Hormonal variables appear to have a role in this lesion’s pregnancy-associated phenotype. Women have a later peak incidence, often during reproductive years. Critics of this notion point to a lack of vaginal mucosal lesions, as well as a minor preference for cutaneous lesions in men. It is hypothesised that oestrogens and other sex hormones, particularly during pregnancy, enhance inflammatory reactions in gingival tissue. More research is needed to identify their exact relevance in the aetiology of the tumour.

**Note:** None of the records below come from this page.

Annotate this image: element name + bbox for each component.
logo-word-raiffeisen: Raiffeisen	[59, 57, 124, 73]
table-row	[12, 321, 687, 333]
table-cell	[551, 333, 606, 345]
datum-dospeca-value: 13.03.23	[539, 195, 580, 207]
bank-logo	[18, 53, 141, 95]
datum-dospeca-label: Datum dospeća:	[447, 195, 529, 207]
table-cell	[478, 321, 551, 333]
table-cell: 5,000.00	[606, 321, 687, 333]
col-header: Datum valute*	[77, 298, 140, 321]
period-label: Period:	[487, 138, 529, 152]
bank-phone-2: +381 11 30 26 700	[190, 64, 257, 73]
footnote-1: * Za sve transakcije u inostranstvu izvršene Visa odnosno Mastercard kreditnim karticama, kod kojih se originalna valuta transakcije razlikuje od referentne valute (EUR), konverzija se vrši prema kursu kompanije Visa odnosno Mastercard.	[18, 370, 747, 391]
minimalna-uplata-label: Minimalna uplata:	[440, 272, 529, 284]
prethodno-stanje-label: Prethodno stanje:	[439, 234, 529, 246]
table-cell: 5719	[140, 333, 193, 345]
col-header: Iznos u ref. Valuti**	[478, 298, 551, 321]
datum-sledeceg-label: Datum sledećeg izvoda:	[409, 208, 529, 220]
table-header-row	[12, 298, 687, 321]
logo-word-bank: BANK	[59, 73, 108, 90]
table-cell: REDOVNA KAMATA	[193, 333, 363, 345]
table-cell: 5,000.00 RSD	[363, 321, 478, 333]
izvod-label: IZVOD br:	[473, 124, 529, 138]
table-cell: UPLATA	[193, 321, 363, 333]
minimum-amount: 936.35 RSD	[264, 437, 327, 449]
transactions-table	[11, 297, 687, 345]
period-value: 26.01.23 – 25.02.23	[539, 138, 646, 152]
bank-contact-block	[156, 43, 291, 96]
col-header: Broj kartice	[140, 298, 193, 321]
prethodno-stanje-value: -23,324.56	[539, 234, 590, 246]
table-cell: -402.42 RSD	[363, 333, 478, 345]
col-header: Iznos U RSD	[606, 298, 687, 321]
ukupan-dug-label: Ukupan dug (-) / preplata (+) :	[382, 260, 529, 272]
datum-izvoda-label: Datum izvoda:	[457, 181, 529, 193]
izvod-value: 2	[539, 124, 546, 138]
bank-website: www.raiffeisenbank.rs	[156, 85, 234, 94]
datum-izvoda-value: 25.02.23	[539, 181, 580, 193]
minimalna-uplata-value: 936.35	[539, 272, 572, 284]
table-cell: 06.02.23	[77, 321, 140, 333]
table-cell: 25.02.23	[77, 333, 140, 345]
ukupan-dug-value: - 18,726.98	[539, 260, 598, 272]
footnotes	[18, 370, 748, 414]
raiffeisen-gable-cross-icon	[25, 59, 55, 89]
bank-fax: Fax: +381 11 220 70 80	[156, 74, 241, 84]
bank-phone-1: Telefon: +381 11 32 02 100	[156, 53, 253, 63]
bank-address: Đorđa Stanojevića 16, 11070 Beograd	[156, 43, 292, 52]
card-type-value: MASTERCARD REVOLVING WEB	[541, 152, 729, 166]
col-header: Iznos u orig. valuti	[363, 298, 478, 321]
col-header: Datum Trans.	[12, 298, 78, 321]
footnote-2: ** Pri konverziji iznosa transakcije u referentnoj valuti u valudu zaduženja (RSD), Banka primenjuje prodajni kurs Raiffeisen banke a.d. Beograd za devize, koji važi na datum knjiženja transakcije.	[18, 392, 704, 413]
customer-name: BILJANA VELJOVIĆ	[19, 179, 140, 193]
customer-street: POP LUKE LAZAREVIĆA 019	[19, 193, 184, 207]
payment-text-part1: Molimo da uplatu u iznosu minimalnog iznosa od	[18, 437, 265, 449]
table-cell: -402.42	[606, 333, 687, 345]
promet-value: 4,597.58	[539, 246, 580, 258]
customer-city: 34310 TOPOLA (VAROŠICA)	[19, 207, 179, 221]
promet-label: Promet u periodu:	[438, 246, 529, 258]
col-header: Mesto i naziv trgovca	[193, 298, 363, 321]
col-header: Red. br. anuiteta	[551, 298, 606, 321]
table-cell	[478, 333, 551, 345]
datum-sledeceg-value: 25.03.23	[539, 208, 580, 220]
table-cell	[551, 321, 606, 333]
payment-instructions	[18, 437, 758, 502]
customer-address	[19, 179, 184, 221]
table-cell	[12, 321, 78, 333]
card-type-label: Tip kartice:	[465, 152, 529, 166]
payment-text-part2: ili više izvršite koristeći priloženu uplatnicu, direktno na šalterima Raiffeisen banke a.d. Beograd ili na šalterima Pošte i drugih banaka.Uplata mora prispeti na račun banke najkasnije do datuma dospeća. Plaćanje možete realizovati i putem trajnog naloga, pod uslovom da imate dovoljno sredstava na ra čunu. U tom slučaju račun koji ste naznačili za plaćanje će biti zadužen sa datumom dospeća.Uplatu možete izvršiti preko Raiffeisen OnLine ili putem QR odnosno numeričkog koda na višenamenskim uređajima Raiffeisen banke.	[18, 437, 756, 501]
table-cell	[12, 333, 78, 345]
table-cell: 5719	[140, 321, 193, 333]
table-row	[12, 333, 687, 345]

Certain lobular capillary hemangioma variations have also been linked to pharmaceutical use. Multiple periungual pyogenic granulomas are connected with pharmaceuticals the most frequently (studies show up to 30% of them are associated with medications) and are also associated with other chronic dermatoses such as atopic dermatitis and psoriasis.
These lesions do not have a cancerous potential. However, because they may not retreat on their own and may bleed, ulcerate, or be cosmetically disfiguring, they may require treatment. Oral pyogenic granulomas in pregnant women normally resolve after giving birth.
Partial resection via shave excision or curettage may result in future recurrence; thus, total primary excision is advised. Complete surgical excision is required for recurrence.